The following are just a few examples of the cross-disciplinary work that GCJE has supported and facilitated - highlighting the impact the work has had in the world.
For more details of the impacts of other work funded by this Grand Challenge, view all our Justice and Equality projects.
Routes to Opportunity
Funding from the Grand Challenge of Justice & Equality led to a report on access to vocational and technical education for the over- 25s in England.
The report, Routes to Opportunity: Addressing the non-university skills gap in England, was authored by Institute of Education Doctoral candidate Aly Colman.
The report details the skills gap in England: there is a critical shortage of people in skilled trades and insufficient opportunities through retraining and funding for people to be able to do these jobs.
Structurally Unsound - Exploring UK Inequalities
In partnership with the Resolution Foundation and UCL Public Policy, GCJE conducted a year-long project exploring the structural and intersectional nature of inequalities in the UK, bringing together academics, business, the third sector, and policy stakeholders.

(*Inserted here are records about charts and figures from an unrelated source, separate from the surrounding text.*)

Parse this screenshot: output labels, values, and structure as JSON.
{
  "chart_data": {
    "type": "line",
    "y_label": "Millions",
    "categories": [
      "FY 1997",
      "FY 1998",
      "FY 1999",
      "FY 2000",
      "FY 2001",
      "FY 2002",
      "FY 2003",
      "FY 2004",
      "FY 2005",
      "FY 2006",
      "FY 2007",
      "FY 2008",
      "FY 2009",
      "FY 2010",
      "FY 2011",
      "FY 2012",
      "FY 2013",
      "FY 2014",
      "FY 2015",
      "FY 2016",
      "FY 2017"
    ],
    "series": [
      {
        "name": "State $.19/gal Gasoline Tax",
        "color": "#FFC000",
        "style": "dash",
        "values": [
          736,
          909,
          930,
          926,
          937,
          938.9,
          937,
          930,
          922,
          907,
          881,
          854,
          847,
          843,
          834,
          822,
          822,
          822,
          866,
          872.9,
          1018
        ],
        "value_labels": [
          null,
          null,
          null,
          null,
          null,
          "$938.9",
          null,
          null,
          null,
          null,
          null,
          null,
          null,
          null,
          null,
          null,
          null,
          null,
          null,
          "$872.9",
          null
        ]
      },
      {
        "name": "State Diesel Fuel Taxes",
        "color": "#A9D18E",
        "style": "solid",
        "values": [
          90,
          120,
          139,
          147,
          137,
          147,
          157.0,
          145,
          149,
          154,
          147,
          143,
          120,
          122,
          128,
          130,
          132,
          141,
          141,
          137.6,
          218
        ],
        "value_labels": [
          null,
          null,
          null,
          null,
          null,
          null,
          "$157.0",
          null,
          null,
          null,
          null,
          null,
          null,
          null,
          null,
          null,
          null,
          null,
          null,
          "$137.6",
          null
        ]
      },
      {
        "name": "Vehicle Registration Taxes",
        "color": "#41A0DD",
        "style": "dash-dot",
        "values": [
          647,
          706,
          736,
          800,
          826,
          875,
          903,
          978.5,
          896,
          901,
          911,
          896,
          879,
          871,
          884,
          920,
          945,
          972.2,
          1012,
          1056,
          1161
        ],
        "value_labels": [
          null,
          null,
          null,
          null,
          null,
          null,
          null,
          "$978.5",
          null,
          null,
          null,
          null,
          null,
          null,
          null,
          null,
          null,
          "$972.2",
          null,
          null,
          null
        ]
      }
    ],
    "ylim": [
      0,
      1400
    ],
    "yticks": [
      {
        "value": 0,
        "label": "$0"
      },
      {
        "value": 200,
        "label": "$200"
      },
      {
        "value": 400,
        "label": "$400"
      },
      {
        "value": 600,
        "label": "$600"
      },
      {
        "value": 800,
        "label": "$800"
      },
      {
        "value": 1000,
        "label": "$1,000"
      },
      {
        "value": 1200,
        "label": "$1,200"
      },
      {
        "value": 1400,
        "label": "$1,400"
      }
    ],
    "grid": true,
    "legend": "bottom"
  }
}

The collaboration culminated in a major report published in October 2019, entitled Structurally Unsound.
The report combines research and evidence on inequalities in the UK, with the aim of facilitating informed and joined-up policy-making as well as outlining key evidence gaps, and setting out five key approaches for equity.

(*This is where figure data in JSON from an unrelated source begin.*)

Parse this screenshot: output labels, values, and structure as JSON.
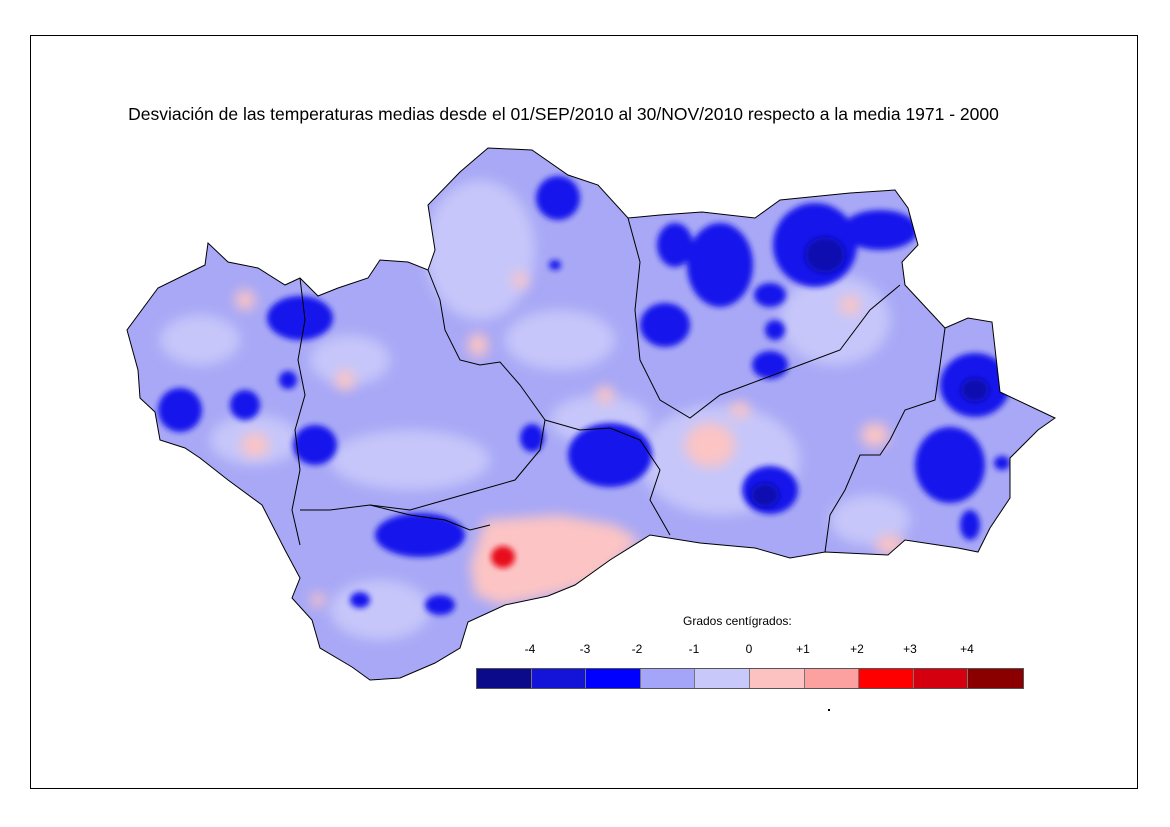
{
  "title": "Desviación de las temperaturas medias desde el 01/SEP/2010 al 30/NOV/2010 respecto a la media 1971 - 2000",
  "legend": {
    "title": "Grados centígrados:",
    "ticks": [
      "-4",
      "-3",
      "-2",
      "-1",
      "0",
      "+1",
      "+2",
      "+3",
      "+4"
    ],
    "colors": [
      "#0a0a8a",
      "#1414d8",
      "#0000ff",
      "#a4a4f8",
      "#c8c8fa",
      "#fcc2c2",
      "#fca0a0",
      "#ff0000",
      "#d40010",
      "#8a0000"
    ]
  },
  "map_colors": {
    "base": "#a8a8f6",
    "light": "#c6c6fa",
    "cold": "#1818ec",
    "very_cold": "#0a0ab0",
    "warm": "#fcc4c4",
    "hot": "#e8101a"
  }
}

Future of the Welfare State
The Right Hon Ed Miliband MP hosted a discussion on the future of the UK’s welfare state, with experts in global health, psychiatry and social science, asking whether the welfare state is fit for the challenges of the twenty-first century.
Professors Anthony Costello (UCL Global Health) and Helen Killaspy (UCL Psychiatry) were among the experts discussing the importance of facilitating social groups in communities and adopting innovative, radical approaches to tackle major policy challenges.

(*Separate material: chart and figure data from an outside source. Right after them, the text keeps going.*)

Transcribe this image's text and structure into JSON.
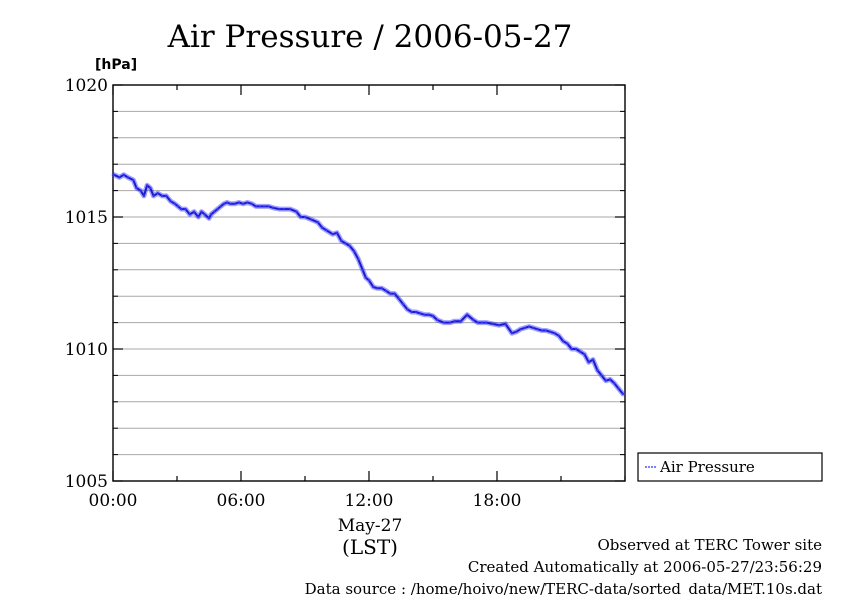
{
  "chart_data": {
    "type": "line",
    "title": "Air Pressure / 2006-05-27",
    "ylabel": "[hPa]",
    "ylim": [
      1005,
      1020
    ],
    "yticks": [
      1005,
      1010,
      1015,
      1020
    ],
    "y_minor_step": 1,
    "xlim": [
      0,
      24
    ],
    "xticks": [
      0,
      6,
      12,
      18
    ],
    "xtick_labels": [
      "00:00",
      "06:00",
      "12:00",
      "18:00"
    ],
    "x_minor_step": 3,
    "x_date_label": "May-27",
    "x_tz_label": "(LST)",
    "grid": "horizontal",
    "legend_position": "right",
    "series": [
      {
        "name": "Air Pressure",
        "color": "#3333ff",
        "x": [
          0.05,
          0.3,
          0.5,
          0.7,
          0.95,
          1.1,
          1.3,
          1.45,
          1.6,
          1.75,
          1.9,
          2.1,
          2.3,
          2.5,
          2.7,
          2.9,
          3.05,
          3.2,
          3.4,
          3.6,
          3.8,
          4.0,
          4.15,
          4.3,
          4.5,
          4.6,
          4.75,
          4.9,
          5.05,
          5.2,
          5.35,
          5.5,
          5.7,
          5.9,
          6.1,
          6.3,
          6.5,
          6.7,
          6.9,
          7.1,
          7.3,
          7.5,
          7.8,
          8.0,
          8.3,
          8.6,
          8.8,
          9.0,
          9.3,
          9.6,
          9.8,
          10.0,
          10.3,
          10.5,
          10.7,
          10.9,
          11.1,
          11.3,
          11.5,
          11.7,
          11.85,
          12.0,
          12.2,
          12.4,
          12.6,
          12.8,
          13.0,
          13.2,
          13.4,
          13.6,
          13.8,
          14.0,
          14.2,
          14.4,
          14.6,
          14.8,
          15.0,
          15.2,
          15.5,
          15.8,
          16.0,
          16.3,
          16.6,
          16.9,
          17.1,
          17.3,
          17.5,
          17.8,
          18.1,
          18.4,
          18.7,
          18.9,
          19.1,
          19.3,
          19.5,
          19.7,
          19.9,
          20.1,
          20.3,
          20.5,
          20.7,
          20.9,
          21.1,
          21.3,
          21.5,
          21.7,
          21.9,
          22.1,
          22.3,
          22.5,
          22.7,
          22.9,
          23.1,
          23.3,
          23.5,
          23.7,
          23.9
        ],
        "values": [
          1016.6,
          1016.5,
          1016.6,
          1016.5,
          1016.4,
          1016.1,
          1016.0,
          1015.8,
          1016.2,
          1016.1,
          1015.8,
          1015.9,
          1015.8,
          1015.8,
          1015.6,
          1015.5,
          1015.4,
          1015.3,
          1015.3,
          1015.1,
          1015.2,
          1015.0,
          1015.2,
          1015.1,
          1014.95,
          1015.1,
          1015.2,
          1015.3,
          1015.4,
          1015.5,
          1015.55,
          1015.5,
          1015.5,
          1015.55,
          1015.5,
          1015.55,
          1015.5,
          1015.4,
          1015.4,
          1015.4,
          1015.4,
          1015.35,
          1015.3,
          1015.3,
          1015.3,
          1015.2,
          1015.0,
          1015.0,
          1014.9,
          1014.8,
          1014.6,
          1014.5,
          1014.35,
          1014.4,
          1014.1,
          1014.0,
          1013.9,
          1013.7,
          1013.4,
          1013.0,
          1012.7,
          1012.6,
          1012.35,
          1012.3,
          1012.3,
          1012.2,
          1012.1,
          1012.1,
          1011.9,
          1011.7,
          1011.5,
          1011.4,
          1011.4,
          1011.35,
          1011.3,
          1011.3,
          1011.25,
          1011.1,
          1011.0,
          1011.0,
          1011.05,
          1011.05,
          1011.3,
          1011.1,
          1011.0,
          1011.0,
          1011.0,
          1010.95,
          1010.9,
          1010.95,
          1010.6,
          1010.65,
          1010.75,
          1010.8,
          1010.85,
          1010.8,
          1010.75,
          1010.7,
          1010.7,
          1010.65,
          1010.6,
          1010.5,
          1010.3,
          1010.2,
          1010.0,
          1010.0,
          1009.9,
          1009.8,
          1009.5,
          1009.6,
          1009.2,
          1009.0,
          1008.8,
          1008.85,
          1008.7,
          1008.5,
          1008.3
        ]
      }
    ]
  },
  "footer": {
    "line1": "Observed at TERC Tower site",
    "line2": "Created Automatically at 2006-05-27/23:56:29",
    "line3": "Data source : /home/hoivo/new/TERC-data/sorted_data/MET.10s.dat"
  }
}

Global Migration, Local Impact
A small grant allowed researchers to examine the impact of migration and attitudes towards migrants on the small Italian island of Lampedusa. As part of the project, Dr Michela Franceschelli, UCL Institute of Education produced a documentary, CCÀ SEMU - Here we are, lives on hold in Lampedusa.
The film was launched at a sold-out event at the Bloomsbury Theatre and won Best Documentary prize at the 2018 Taormina Film Festival and subsequently was screened at festivals around Europe.
The project was also awarded funding by ESRC Festival of Social Science to be included in an event on ‘Art and Migration in the Mediterranean Sea’ at the Horniman Museum in London.
Understanding 'Left-behind' Places
A small grant enabled a pilot project focused on the village of Sacriston in County Durham, undertaken in conjunction with Durham Miners' Association, to develop an interdisciplinary, multi-annual, large-scale programme of ‘deep-place’ research and action to obtain a rich, historically-grounded understanding of the long-term trajectory of a so-called 'left-behind' place.
The project developed networks with local actors and considered how new solutions aimed at improving social and economic conditions can be co-produced with local communities using expertise at UCL and elsewhere.
Barriers to Justice
A small grant funded a report into accessing the judicial review courts in the UK. The project, co-produced by Dr Lisa Vanhala, Associate Professor in Political Science, Dr Tom Hickman, Reader in Public Law at UCL Laws, and the legal charity the Public Law Project, sought to examine questions of finance around the judicial review process, with a final report authored by Joe Tomlinson and Ravi Low-Beer and published by PLP.
The report called for a "thorough and even-handed inquiry concerning financial barriers to accessing judicial review". The report has necessarily had significant implications for policy.
UK Network on the Prohibition of Torture
Support from Grand Challenge Justice and Equality enabled the establishment of a network of practitioners, policymakers, and researchers with a professional and/or scholarly interest in actively contributing to torture prohibition.
The network offers cross-disciplinary insight on torture prohibition and draws on the complementary strengths of participants spanning diverse sectors, organisations and disciplines.
The project, led by UCL academics from the Faculty of Laws, the Global Governance Institute and the Institute of the Americas, published a comprehensive report, The Prohibition of Torture: Future Priorities for Research, Policy and Practice.